Author: Dr. Chao-Hong Liu, Machine Translation Scientist @ Iconic
Maintaining consistency of terminology translation in Neural Machine Translation (NMT) is a more challenging task than in Statistical MT (SMT). In this post, we review a method proposed by Dinu et al. (2019) to train NMT to use custom terminology.
Translation with Terminology Constraints
Applying terminology constraints to translation may appear to be an easy task. It is a common practice in the (human) translation industry, often with the help of translation memory (TM) tools. The idea is that for many domains there is already a set of commonly used terms of translation for a language pair. We don’t want to change these comparatively fixed translations while translating them in that domain.
In SMT, there is the phrase table that can be edited after the training of MT models, therefore it is easier to maintain these constraints. However, in NMT, the models are trained directly from the parallel corpus where the words are further “segmented” into subword units (e.g. using BPE) in the aligned sentences. There is no phrase table to edit as the information is incorporated into the trained neural models. Therefore, most approaches apply terminology constraints to the resulting translation in the decoding phase, e.g. Hokamp and Liu (2017).
There are several approaches we could use to provide additional information in the source. For example, for each word of interest that we want to apply terminology constraints, we can append the target term to that word, or simply replace it with the target term. In the proposed methods by Dinu et al. (2019), there is an additional sequence (referred to as “stream”) to be used as input, to indicate which words are from the source sentence, if it is a term either in the source or the target. Fig. 1 shows the annotations of input sentences using the two strategies, Append and Replace.
Figure 1. Comparison of the Append and Replace strategies to provide additional terminology information in the input sentences for NMT training. Source terms are annotated as 1, target terms as 2, and 0 indicates words (other than terms) from the source sentence.
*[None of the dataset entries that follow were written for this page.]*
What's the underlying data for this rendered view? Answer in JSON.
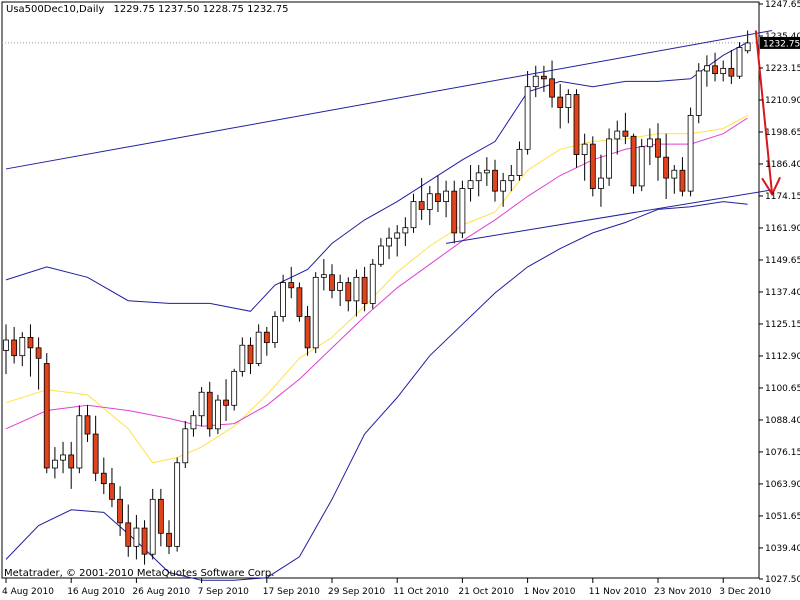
{
  "header": {
    "symbol_text": "Usa500Dec10,Daily",
    "ohlc_text": "1229.75 1237.50 1228.75 1232.75"
  },
  "footer": {
    "copyright": "Metatrader, © 2001-2010 MetaQuotes Software Corp."
  },
  "colors": {
    "background": "#ffffff",
    "frame": "#000000",
    "bull_body": "#ffffff",
    "bear_body": "#e0441c",
    "bollinger": "#1f1f9f",
    "sma_fast": "#ffe14a",
    "sma_slow": "#e040d0",
    "trendline": "#1f1f9f",
    "arrow": "#d81818",
    "current_price_bg": "#000000",
    "current_price_fg": "#ffffff"
  },
  "chart_data": {
    "type": "candlestick",
    "y_axis_ticks": [
      "1247.65",
      "1235.40",
      "1223.15",
      "1210.90",
      "1198.65",
      "1186.40",
      "1174.15",
      "1161.90",
      "1149.65",
      "1137.40",
      "1125.15",
      "1112.90",
      "1100.65",
      "1088.40",
      "1076.15",
      "1063.90",
      "1051.65",
      "1039.40",
      "1027.50"
    ],
    "ylim": [
      1027.5,
      1247.65
    ],
    "current_price": "1232.75",
    "x_axis_labels": [
      "4 Aug 2010",
      "16 Aug 2010",
      "26 Aug 2010",
      "7 Sep 2010",
      "17 Sep 2010",
      "29 Sep 2010",
      "11 Oct 2010",
      "21 Oct 2010",
      "1 Nov 2010",
      "11 Nov 2010",
      "23 Nov 2010",
      "3 Dec 2010"
    ],
    "x_axis_label_indices": [
      0,
      8,
      16,
      24,
      32,
      40,
      48,
      56,
      64,
      72,
      80,
      88
    ],
    "candles": [
      {
        "o": 1115,
        "h": 1125,
        "l": 1106,
        "c": 1119
      },
      {
        "o": 1119,
        "h": 1124,
        "l": 1110,
        "c": 1113
      },
      {
        "o": 1113,
        "h": 1122,
        "l": 1109,
        "c": 1120
      },
      {
        "o": 1120,
        "h": 1125,
        "l": 1105,
        "c": 1116
      },
      {
        "o": 1116,
        "h": 1120,
        "l": 1100,
        "c": 1112
      },
      {
        "o": 1110,
        "h": 1114,
        "l": 1068,
        "c": 1070
      },
      {
        "o": 1070,
        "h": 1078,
        "l": 1066,
        "c": 1073
      },
      {
        "o": 1073,
        "h": 1080,
        "l": 1068,
        "c": 1075
      },
      {
        "o": 1075,
        "h": 1080,
        "l": 1062,
        "c": 1070
      },
      {
        "o": 1070,
        "h": 1094,
        "l": 1068,
        "c": 1090
      },
      {
        "o": 1090,
        "h": 1094,
        "l": 1080,
        "c": 1083
      },
      {
        "o": 1083,
        "h": 1090,
        "l": 1065,
        "c": 1068
      },
      {
        "o": 1068,
        "h": 1074,
        "l": 1060,
        "c": 1064
      },
      {
        "o": 1064,
        "h": 1070,
        "l": 1055,
        "c": 1058
      },
      {
        "o": 1058,
        "h": 1063,
        "l": 1044,
        "c": 1049
      },
      {
        "o": 1049,
        "h": 1056,
        "l": 1036,
        "c": 1040
      },
      {
        "o": 1040,
        "h": 1052,
        "l": 1035,
        "c": 1047
      },
      {
        "o": 1047,
        "h": 1050,
        "l": 1033,
        "c": 1037
      },
      {
        "o": 1037,
        "h": 1062,
        "l": 1035,
        "c": 1058
      },
      {
        "o": 1058,
        "h": 1062,
        "l": 1040,
        "c": 1045
      },
      {
        "o": 1045,
        "h": 1050,
        "l": 1037,
        "c": 1040
      },
      {
        "o": 1040,
        "h": 1074,
        "l": 1038,
        "c": 1072
      },
      {
        "o": 1072,
        "h": 1088,
        "l": 1070,
        "c": 1085
      },
      {
        "o": 1085,
        "h": 1092,
        "l": 1082,
        "c": 1090
      },
      {
        "o": 1090,
        "h": 1101,
        "l": 1086,
        "c": 1099
      },
      {
        "o": 1099,
        "h": 1103,
        "l": 1082,
        "c": 1085
      },
      {
        "o": 1085,
        "h": 1098,
        "l": 1083,
        "c": 1096
      },
      {
        "o": 1096,
        "h": 1104,
        "l": 1088,
        "c": 1094
      },
      {
        "o": 1094,
        "h": 1108,
        "l": 1092,
        "c": 1107
      },
      {
        "o": 1107,
        "h": 1120,
        "l": 1105,
        "c": 1117
      },
      {
        "o": 1117,
        "h": 1120,
        "l": 1106,
        "c": 1110
      },
      {
        "o": 1110,
        "h": 1125,
        "l": 1109,
        "c": 1122
      },
      {
        "o": 1122,
        "h": 1124,
        "l": 1113,
        "c": 1118
      },
      {
        "o": 1118,
        "h": 1130,
        "l": 1116,
        "c": 1128
      },
      {
        "o": 1128,
        "h": 1144,
        "l": 1126,
        "c": 1141
      },
      {
        "o": 1141,
        "h": 1147,
        "l": 1135,
        "c": 1139
      },
      {
        "o": 1139,
        "h": 1141,
        "l": 1126,
        "c": 1128
      },
      {
        "o": 1128,
        "h": 1132,
        "l": 1113,
        "c": 1116
      },
      {
        "o": 1116,
        "h": 1145,
        "l": 1114,
        "c": 1143
      },
      {
        "o": 1143,
        "h": 1150,
        "l": 1138,
        "c": 1144
      },
      {
        "o": 1144,
        "h": 1148,
        "l": 1135,
        "c": 1138
      },
      {
        "o": 1138,
        "h": 1144,
        "l": 1132,
        "c": 1141
      },
      {
        "o": 1141,
        "h": 1143,
        "l": 1130,
        "c": 1134
      },
      {
        "o": 1134,
        "h": 1146,
        "l": 1128,
        "c": 1143
      },
      {
        "o": 1143,
        "h": 1147,
        "l": 1130,
        "c": 1133
      },
      {
        "o": 1133,
        "h": 1150,
        "l": 1131,
        "c": 1148
      },
      {
        "o": 1148,
        "h": 1158,
        "l": 1147,
        "c": 1155
      },
      {
        "o": 1155,
        "h": 1162,
        "l": 1150,
        "c": 1158
      },
      {
        "o": 1158,
        "h": 1163,
        "l": 1151,
        "c": 1160
      },
      {
        "o": 1160,
        "h": 1166,
        "l": 1155,
        "c": 1162
      },
      {
        "o": 1162,
        "h": 1175,
        "l": 1160,
        "c": 1172
      },
      {
        "o": 1172,
        "h": 1181,
        "l": 1165,
        "c": 1169
      },
      {
        "o": 1169,
        "h": 1178,
        "l": 1163,
        "c": 1175
      },
      {
        "o": 1175,
        "h": 1182,
        "l": 1168,
        "c": 1172
      },
      {
        "o": 1172,
        "h": 1180,
        "l": 1166,
        "c": 1176
      },
      {
        "o": 1176,
        "h": 1180,
        "l": 1156,
        "c": 1160
      },
      {
        "o": 1160,
        "h": 1180,
        "l": 1158,
        "c": 1177
      },
      {
        "o": 1177,
        "h": 1186,
        "l": 1172,
        "c": 1180
      },
      {
        "o": 1180,
        "h": 1186,
        "l": 1174,
        "c": 1183
      },
      {
        "o": 1183,
        "h": 1189,
        "l": 1178,
        "c": 1184
      },
      {
        "o": 1184,
        "h": 1188,
        "l": 1172,
        "c": 1176
      },
      {
        "o": 1176,
        "h": 1183,
        "l": 1170,
        "c": 1180
      },
      {
        "o": 1180,
        "h": 1186,
        "l": 1176,
        "c": 1182
      },
      {
        "o": 1182,
        "h": 1195,
        "l": 1180,
        "c": 1192
      },
      {
        "o": 1192,
        "h": 1222,
        "l": 1190,
        "c": 1216
      },
      {
        "o": 1216,
        "h": 1224,
        "l": 1212,
        "c": 1220
      },
      {
        "o": 1220,
        "h": 1224,
        "l": 1214,
        "c": 1219
      },
      {
        "o": 1219,
        "h": 1226,
        "l": 1208,
        "c": 1212
      },
      {
        "o": 1212,
        "h": 1217,
        "l": 1200,
        "c": 1208
      },
      {
        "o": 1208,
        "h": 1215,
        "l": 1202,
        "c": 1213
      },
      {
        "o": 1213,
        "h": 1215,
        "l": 1185,
        "c": 1190
      },
      {
        "o": 1190,
        "h": 1198,
        "l": 1180,
        "c": 1194
      },
      {
        "o": 1194,
        "h": 1197,
        "l": 1174,
        "c": 1177
      },
      {
        "o": 1177,
        "h": 1190,
        "l": 1170,
        "c": 1181
      },
      {
        "o": 1181,
        "h": 1200,
        "l": 1178,
        "c": 1196
      },
      {
        "o": 1196,
        "h": 1203,
        "l": 1190,
        "c": 1199
      },
      {
        "o": 1199,
        "h": 1206,
        "l": 1194,
        "c": 1197
      },
      {
        "o": 1197,
        "h": 1198,
        "l": 1175,
        "c": 1178
      },
      {
        "o": 1178,
        "h": 1196,
        "l": 1176,
        "c": 1193
      },
      {
        "o": 1193,
        "h": 1200,
        "l": 1186,
        "c": 1196
      },
      {
        "o": 1196,
        "h": 1202,
        "l": 1180,
        "c": 1189
      },
      {
        "o": 1189,
        "h": 1198,
        "l": 1173,
        "c": 1181
      },
      {
        "o": 1181,
        "h": 1186,
        "l": 1175,
        "c": 1184
      },
      {
        "o": 1184,
        "h": 1189,
        "l": 1174,
        "c": 1176
      },
      {
        "o": 1176,
        "h": 1208,
        "l": 1174,
        "c": 1205
      },
      {
        "o": 1205,
        "h": 1225,
        "l": 1202,
        "c": 1222
      },
      {
        "o": 1222,
        "h": 1228,
        "l": 1216,
        "c": 1224
      },
      {
        "o": 1224,
        "h": 1229,
        "l": 1218,
        "c": 1221
      },
      {
        "o": 1221,
        "h": 1226,
        "l": 1218,
        "c": 1223
      },
      {
        "o": 1223,
        "h": 1230,
        "l": 1217,
        "c": 1220
      },
      {
        "o": 1220,
        "h": 1233,
        "l": 1219,
        "c": 1231
      },
      {
        "o": 1229.75,
        "h": 1237.5,
        "l": 1228.75,
        "c": 1232.75
      }
    ],
    "trendlines": [
      {
        "i1": 0,
        "p1": 1184.5,
        "i2": 94,
        "p2": 1237.5
      },
      {
        "i1": 54,
        "p1": 1156,
        "i2": 94,
        "p2": 1176.5
      }
    ],
    "arrow": {
      "i1": 92,
      "p1": 1237.5,
      "i2": 94,
      "p2": 1174.8
    },
    "bollinger_upper": [
      [
        0,
        1142
      ],
      [
        5,
        1147
      ],
      [
        10,
        1143
      ],
      [
        15,
        1134
      ],
      [
        20,
        1133
      ],
      [
        25,
        1133
      ],
      [
        30,
        1130
      ],
      [
        33,
        1140
      ],
      [
        37,
        1146
      ],
      [
        40,
        1156
      ],
      [
        44,
        1165
      ],
      [
        48,
        1172
      ],
      [
        52,
        1180
      ],
      [
        56,
        1188
      ],
      [
        60,
        1195
      ],
      [
        64,
        1214
      ],
      [
        68,
        1218
      ],
      [
        72,
        1216
      ],
      [
        76,
        1218
      ],
      [
        80,
        1218
      ],
      [
        84,
        1219
      ],
      [
        88,
        1228
      ],
      [
        91,
        1233
      ]
    ],
    "bollinger_lower": [
      [
        0,
        1035
      ],
      [
        4,
        1048
      ],
      [
        8,
        1054
      ],
      [
        12,
        1053
      ],
      [
        16,
        1042
      ],
      [
        20,
        1030
      ],
      [
        24,
        1027
      ],
      [
        28,
        1027
      ],
      [
        32,
        1028
      ],
      [
        36,
        1036
      ],
      [
        40,
        1058
      ],
      [
        44,
        1083
      ],
      [
        48,
        1097
      ],
      [
        52,
        1113
      ],
      [
        56,
        1125
      ],
      [
        60,
        1137
      ],
      [
        64,
        1147
      ],
      [
        68,
        1154
      ],
      [
        72,
        1160
      ],
      [
        76,
        1164
      ],
      [
        80,
        1169
      ],
      [
        84,
        1170
      ],
      [
        88,
        1172
      ],
      [
        91,
        1171
      ]
    ],
    "sma_fast": [
      [
        0,
        1095
      ],
      [
        5,
        1100
      ],
      [
        10,
        1098
      ],
      [
        15,
        1085
      ],
      [
        18,
        1072
      ],
      [
        21,
        1074
      ],
      [
        24,
        1078
      ],
      [
        28,
        1086
      ],
      [
        32,
        1098
      ],
      [
        36,
        1112
      ],
      [
        40,
        1120
      ],
      [
        44,
        1132
      ],
      [
        48,
        1145
      ],
      [
        52,
        1155
      ],
      [
        56,
        1163
      ],
      [
        60,
        1168
      ],
      [
        64,
        1184
      ],
      [
        68,
        1192
      ],
      [
        72,
        1195
      ],
      [
        76,
        1196
      ],
      [
        80,
        1198
      ],
      [
        84,
        1198
      ],
      [
        88,
        1200
      ],
      [
        91,
        1205
      ]
    ],
    "sma_slow": [
      [
        0,
        1085
      ],
      [
        5,
        1092
      ],
      [
        10,
        1094
      ],
      [
        15,
        1092
      ],
      [
        20,
        1089
      ],
      [
        24,
        1086
      ],
      [
        28,
        1087
      ],
      [
        32,
        1094
      ],
      [
        36,
        1104
      ],
      [
        40,
        1116
      ],
      [
        44,
        1128
      ],
      [
        48,
        1139
      ],
      [
        52,
        1148
      ],
      [
        56,
        1157
      ],
      [
        60,
        1165
      ],
      [
        64,
        1174
      ],
      [
        68,
        1182
      ],
      [
        72,
        1188
      ],
      [
        76,
        1192
      ],
      [
        80,
        1194
      ],
      [
        84,
        1194
      ],
      [
        88,
        1198
      ],
      [
        91,
        1204
      ]
    ]
  }
}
Excerpted from Dinu et al. (2019).
Experiments and Results
The NMT models are trained using WMT 2018 English-German news translation tasks. The baseline trained the model “as is.” Terminology databases came from two publicly available sources, Wiktionary (Wikt) and IATE. Table 1 shows the experimental results. We can see that the baseline (NMT without incorporating terminology constraints) could already maintain 77% of the terms that comply with terminology. Using constrained decoding, it is higher than the proposed strategies with Wikitionary and lower with IATE. One notable advantage of the two methods is that it took far less time in the decoding, almost the same as in the baseline, because the mechanism is applied in the training phase.
Figure 2. Comparison of performance of using different strategies of terminology constraints. Excerpted from Dinu et al. (2019).
In this post we briefly reviewed the ideas of applying terminology constraints in NMT. The two strategies proposed by Dinu et al. (2019) look very promising with the extra benefit of much less overhead in decoding. One interesting result is that training by replacing performs better than by appending. Probably for terminology constraints, replacing rules out unnecessary noises (even though they are corresponding source terms) in the training corpus. It might be interesting to research using TM as another strategy of the proposed method.